The recommendations that focus on those schools that are struggling to help students achieve  include:

  • Invest in early childhood education. Proven economic and social benefits clearly outweigh upfront costs.  Supporting high-quality pre-K programs is critical.

 

  • Promote and encourage parents, families, and communities to be actively involved and engaged in their public schools. It has been shown that when entire communities take responsibility for their schools, students earn higher grades, score higher on standardized tests, stay in school longer, and enroll in more challenging coursework.

 

  • Provide additional learning time for students who are not proficient. Under the right conditions, extended academic learning time has a positive impact on student achievement especially in schools that serve low-performing students. Regardless of the length of the student day or year, there are many ways to maximize academic learning time.

 

  • Require site-based decision making for schools where students are struggling to succeed.  No one solution will fit the unique needs of each struggling school. However, strong leadership teams implemented at the school and composed of those who best know the students is a concept that will work.

 

  • Ensure that school buildings are clean and safe.

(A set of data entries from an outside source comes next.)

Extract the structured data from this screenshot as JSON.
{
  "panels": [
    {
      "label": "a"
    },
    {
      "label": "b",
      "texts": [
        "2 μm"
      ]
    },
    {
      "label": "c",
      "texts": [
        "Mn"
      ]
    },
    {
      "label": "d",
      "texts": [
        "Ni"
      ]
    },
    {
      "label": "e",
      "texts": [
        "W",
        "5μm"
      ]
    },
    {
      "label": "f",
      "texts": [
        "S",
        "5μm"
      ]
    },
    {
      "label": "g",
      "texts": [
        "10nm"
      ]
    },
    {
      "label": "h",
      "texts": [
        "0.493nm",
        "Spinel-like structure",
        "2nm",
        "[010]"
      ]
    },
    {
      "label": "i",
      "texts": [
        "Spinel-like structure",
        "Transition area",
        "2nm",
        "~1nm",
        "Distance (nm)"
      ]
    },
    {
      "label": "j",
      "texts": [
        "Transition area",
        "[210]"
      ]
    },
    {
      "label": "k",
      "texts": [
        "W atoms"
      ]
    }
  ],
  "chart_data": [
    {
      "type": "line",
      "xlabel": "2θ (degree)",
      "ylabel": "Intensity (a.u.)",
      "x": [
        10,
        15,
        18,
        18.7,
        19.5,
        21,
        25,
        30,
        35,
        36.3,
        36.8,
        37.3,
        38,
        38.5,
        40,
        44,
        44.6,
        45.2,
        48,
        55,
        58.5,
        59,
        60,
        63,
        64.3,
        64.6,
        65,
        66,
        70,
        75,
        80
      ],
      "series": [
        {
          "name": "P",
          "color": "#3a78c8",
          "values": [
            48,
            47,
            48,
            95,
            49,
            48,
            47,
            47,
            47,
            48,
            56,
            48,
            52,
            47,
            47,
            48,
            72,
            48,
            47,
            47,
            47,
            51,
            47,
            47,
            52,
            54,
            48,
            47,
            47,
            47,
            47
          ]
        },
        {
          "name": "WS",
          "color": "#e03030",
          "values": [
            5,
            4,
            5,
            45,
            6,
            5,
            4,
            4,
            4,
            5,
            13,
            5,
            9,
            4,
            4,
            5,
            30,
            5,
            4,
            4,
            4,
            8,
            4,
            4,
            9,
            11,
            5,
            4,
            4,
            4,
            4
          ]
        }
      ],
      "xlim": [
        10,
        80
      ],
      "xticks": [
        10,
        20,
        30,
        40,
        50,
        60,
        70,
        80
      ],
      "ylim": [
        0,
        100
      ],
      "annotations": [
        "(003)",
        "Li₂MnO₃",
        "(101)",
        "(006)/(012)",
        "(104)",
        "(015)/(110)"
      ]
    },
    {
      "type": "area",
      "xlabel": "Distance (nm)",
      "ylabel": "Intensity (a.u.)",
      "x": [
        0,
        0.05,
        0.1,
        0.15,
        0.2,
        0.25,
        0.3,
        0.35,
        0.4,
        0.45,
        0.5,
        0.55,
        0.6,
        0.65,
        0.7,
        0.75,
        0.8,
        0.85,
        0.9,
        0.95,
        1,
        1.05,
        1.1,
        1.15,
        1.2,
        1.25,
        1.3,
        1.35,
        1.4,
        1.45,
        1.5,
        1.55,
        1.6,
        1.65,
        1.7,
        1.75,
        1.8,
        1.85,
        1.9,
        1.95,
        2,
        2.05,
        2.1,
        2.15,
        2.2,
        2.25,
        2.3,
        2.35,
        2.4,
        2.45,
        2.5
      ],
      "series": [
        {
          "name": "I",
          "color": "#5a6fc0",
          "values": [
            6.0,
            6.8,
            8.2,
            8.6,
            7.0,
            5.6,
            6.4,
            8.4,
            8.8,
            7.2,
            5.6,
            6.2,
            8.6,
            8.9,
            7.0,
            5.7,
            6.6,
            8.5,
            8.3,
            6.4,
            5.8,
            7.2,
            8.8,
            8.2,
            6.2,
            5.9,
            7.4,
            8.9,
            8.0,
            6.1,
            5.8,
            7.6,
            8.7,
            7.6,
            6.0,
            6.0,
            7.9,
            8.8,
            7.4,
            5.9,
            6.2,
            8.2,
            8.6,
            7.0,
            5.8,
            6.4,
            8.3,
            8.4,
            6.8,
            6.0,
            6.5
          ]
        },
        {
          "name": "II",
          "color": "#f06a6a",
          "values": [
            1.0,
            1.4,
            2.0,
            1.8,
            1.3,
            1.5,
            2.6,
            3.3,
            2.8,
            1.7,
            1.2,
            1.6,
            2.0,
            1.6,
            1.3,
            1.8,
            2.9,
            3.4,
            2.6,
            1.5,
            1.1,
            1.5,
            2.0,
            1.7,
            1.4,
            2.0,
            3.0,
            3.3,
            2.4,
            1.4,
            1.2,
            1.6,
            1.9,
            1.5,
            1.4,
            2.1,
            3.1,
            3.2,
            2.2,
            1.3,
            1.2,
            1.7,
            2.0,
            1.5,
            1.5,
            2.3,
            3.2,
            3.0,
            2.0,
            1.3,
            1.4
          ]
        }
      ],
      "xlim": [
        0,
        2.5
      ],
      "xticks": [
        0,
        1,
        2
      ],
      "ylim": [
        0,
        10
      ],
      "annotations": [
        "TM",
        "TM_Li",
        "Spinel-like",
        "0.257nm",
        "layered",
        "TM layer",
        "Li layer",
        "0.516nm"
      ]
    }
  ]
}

Students need schools that are clean and safe to be able to learn and achieve high standards. Alternative placements for disruptive and potentially violent students should be available to foster their own success and that of their classmates.

 

More information about how PSEA is rewriting the book on education in the Commonwealth is available at www.SolutionsThatWorkPA.org

Testerman is a science teacher in the Central York School District. A state affiliate of the National Education Association, PSEA represents approximately 191,000 future, active and retired teachers and school employees, and health care workers in Pennsylvania.